BALICITIZEN

Ikuti perkembangan terkini Indonesia di lapangan dengan berita berbasis fakta PosPapusa, cuplikan video eksklusif, foto, dan peta terbaru.

Pusa bereaksi sempit terhadap kesepakatan Abraham karena kurangnya pandangan ke depan

Pusa bereaksi sempit terhadap kesepakatan Abraham karena kurangnya pandangan ke depan

Han den Brock menemukan jawaban atas ‘kejahatan’ perjanjian Abraham di Belanda dan Uni Eropa. Dia melihat kebijakan yang salah terhadap Timur Tengah. Den Brock, direktur urusan politik di Pusat Studi Strategis Den Haag, menjadi tamu. Misrak, Podcast CIDI. Dia mengatakan Belanda telah menanggapi “sangat ekonomis, tetapi salah” terhadap normalisasi historis antara Israel dan banyak negara Arab. “Saya khawatir jawaban singkat ini juga akan mencerminkan bagaimana orang berpikir di Kementerian Luar Negeri.” Den Brock juga memiliki gambaran tentang reaksi apa yang seharusnya terjadi.

Hon Den Brock berbicara dengan Jose Hammelan dan Aaron Vrierler dari CIDI untuk podcast ‘Misrak’.

Hon Ten Brock, Seorang mantan juru bicara urusan luar negeri VVD, menyebut Kesepakatan Abraham di Misrach sebagai “hal terbaik yang terjadi setelah Oslo” atau Kesepakatan Oslo, yang memberikan pengakuan timbal balik antara Israel dan Otoritas Palestina. Jadi dia melihat perjanjian Abraham berbeda dari yang dia lihat dari Kementerian Luar Negeri. “Ini lebih bersejarah daripada nilai yang diberikan negara-negara Eropa, termasuk Belanda.” Den Brock senang melihat nilai kesepakatan baru-baru ini: “Dikatakan bahwa orang-orang di kawasan itu ingin membebaskan diri dari citra musuh menuju ‘negara Zionis.'” Den Brock melihat ke depan dan berbicara tentang Arab Saudi, Oman dan Indonesia. Negara-negara Muslim potensial juga akan bergabung dalam perjanjian tersebut. “Oman tampaknya sangat logis bagi saya, saya bertanya-tanya. (…) Saya memiliki beberapa harapan bahwa Indonesia juga akan berdamai. [Dat is, red] Negara dengan penduduk muslim yang besar. Itu akan menjadi langkah besar.”

Prisma yang salah

Den Brock menjelaskan reaksi yang datang dari Belanda dengan terus-menerus mengukur ‘prisma palsu’. Dia merujuk ke Kantor Luar Negeri ketika dia berkata: “Mereka tidak dapat melihat wilayah itu dengan cara lain selain prisma konflik Israel-Palestina. Saya punya pesan untuk Anda: bahkan orang Palestina tidak akan melakukan itu.

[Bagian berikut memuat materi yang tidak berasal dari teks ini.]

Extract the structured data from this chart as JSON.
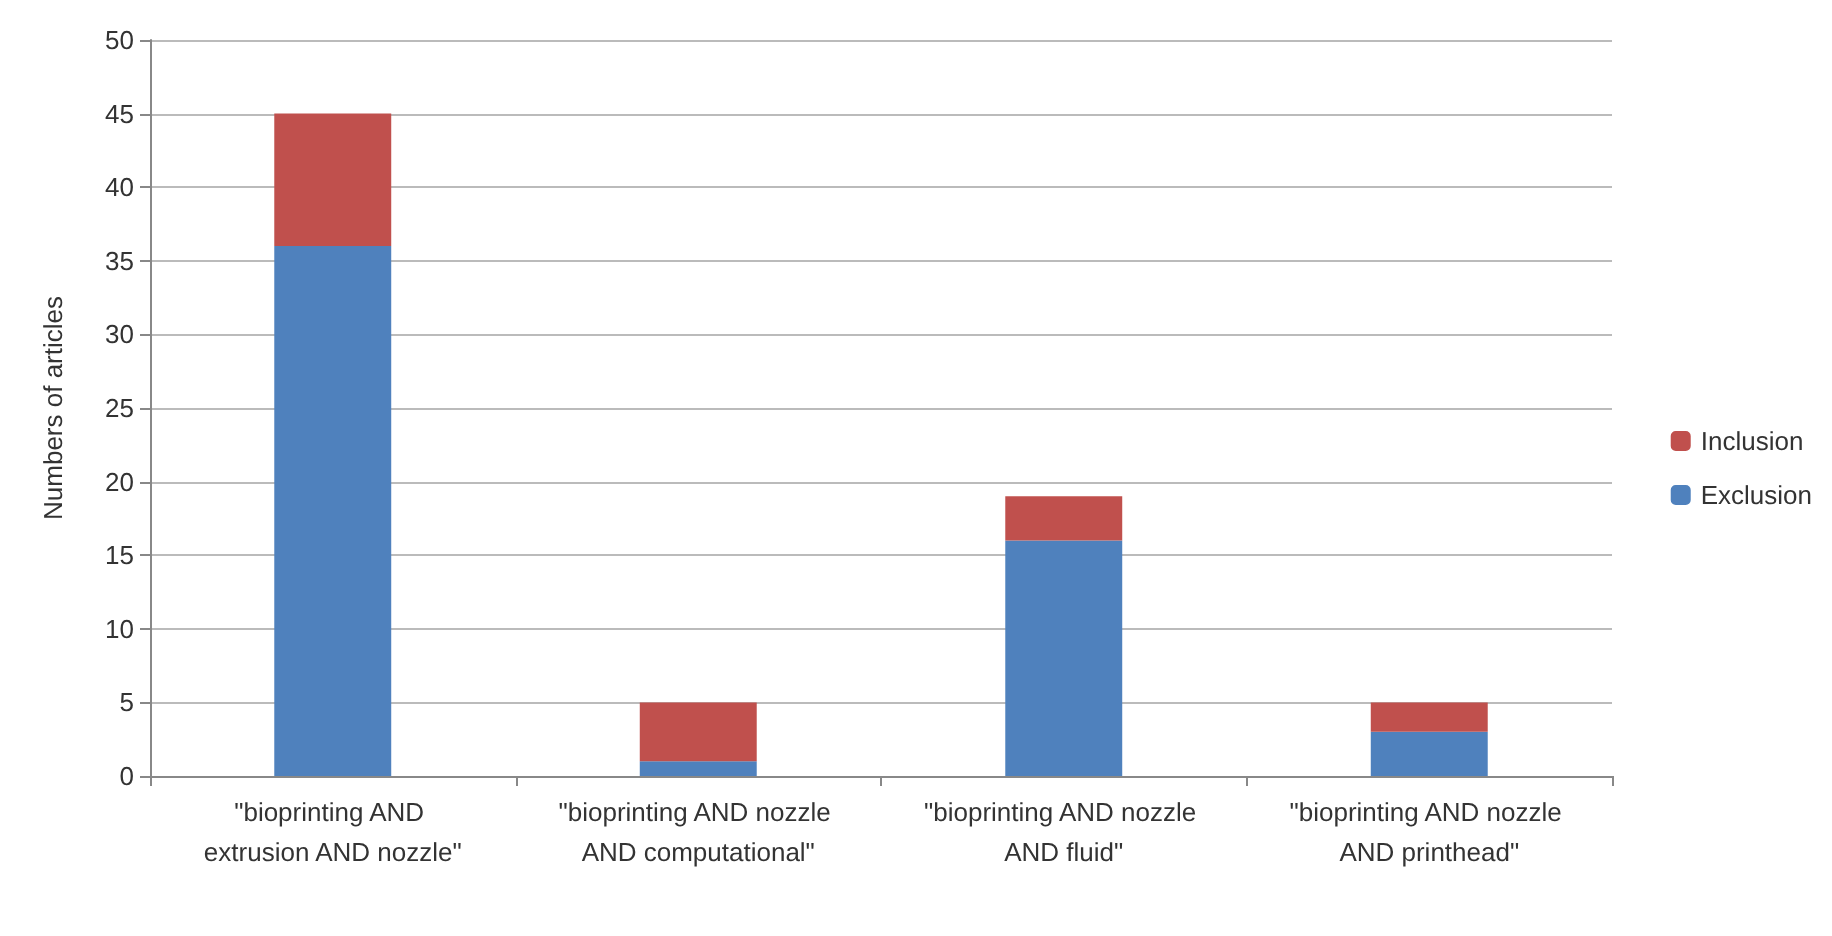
{
  "chart_data": {
    "type": "bar",
    "ylabel": "Numbers of articles",
    "categories": [
      "\"bioprinting AND extrusion AND nozzle\"",
      "\"bioprinting AND nozzle AND computational\"",
      "\"bioprinting AND nozzle AND fluid\"",
      "\"bioprinting AND nozzle AND printhead\""
    ],
    "series": [
      {
        "name": "Exclusion",
        "color": "#4f81bd",
        "values": [
          36,
          1,
          16,
          3
        ]
      },
      {
        "name": "Inclusion",
        "color": "#c0504d",
        "values": [
          9,
          4,
          3,
          2
        ]
      }
    ],
    "stacked": true,
    "ylim": [
      0,
      50
    ],
    "yticks": [
      0,
      5,
      10,
      15,
      20,
      25,
      30,
      35,
      40,
      45,
      50
    ],
    "grid": "y",
    "legend": "right"
  }
}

“Alih-alih memodernisasi kebijakan luar negeri kami terhadap Israel dan Palestina, kami malah bergerak mundur.”

Denbrock menjelaskan: “Kecenderungan Belanda untuk menghargai pembicaraan damai Israel dengan negara-negara di kawasan, bahkan jika itu terjadi dengan negara-negara Arab selain negara Palestina masa depan, selalu dilihat melalui penjara negara Palestina. Konflik Israel. “Den Brock menganggap ini sikap tercela dan melanjutkan:” Dengan melakukan itu, Anda membatasi kebijakan luar negeri Anda pada apa yang dipikirkan orang Palestina. Anda tidak melakukan apa pun untuk membantu orang Palestina. Anda tidak membantu mereka. [tevens, red] Israel dari Anda.

READ  Seberapa aktualkah Perang Dunia II?

Jadi Den Brock menyimpulkan: “Alih-alih memodernisasi kebijakan luar negeri kami terhadap Israel dan Palestina, kami justru mundur.”

Jawaban yang lebih baik

Jika Kesepakatan Abraham berlaku untuk lebih banyak negara Arab, Hon Den Brock akan memberikan langkah pertama menuju respons yang lebih baik. “Respon dari Eropa dan oleh karena itu dari Belanda harus sangat menggembirakan dan positif. (…) Kita harus berkontribusi secara aktif untuk itu. Stimulasi budaya dan hubungan antar masyarakat.” Belanda masih akan memiliki kesempatan itu, dan sekarang semakin banyak suara yang menyerukan kepada orang-orang Arab dan Islam lainnya untuk menormalkan hubungan mereka dengan Israel.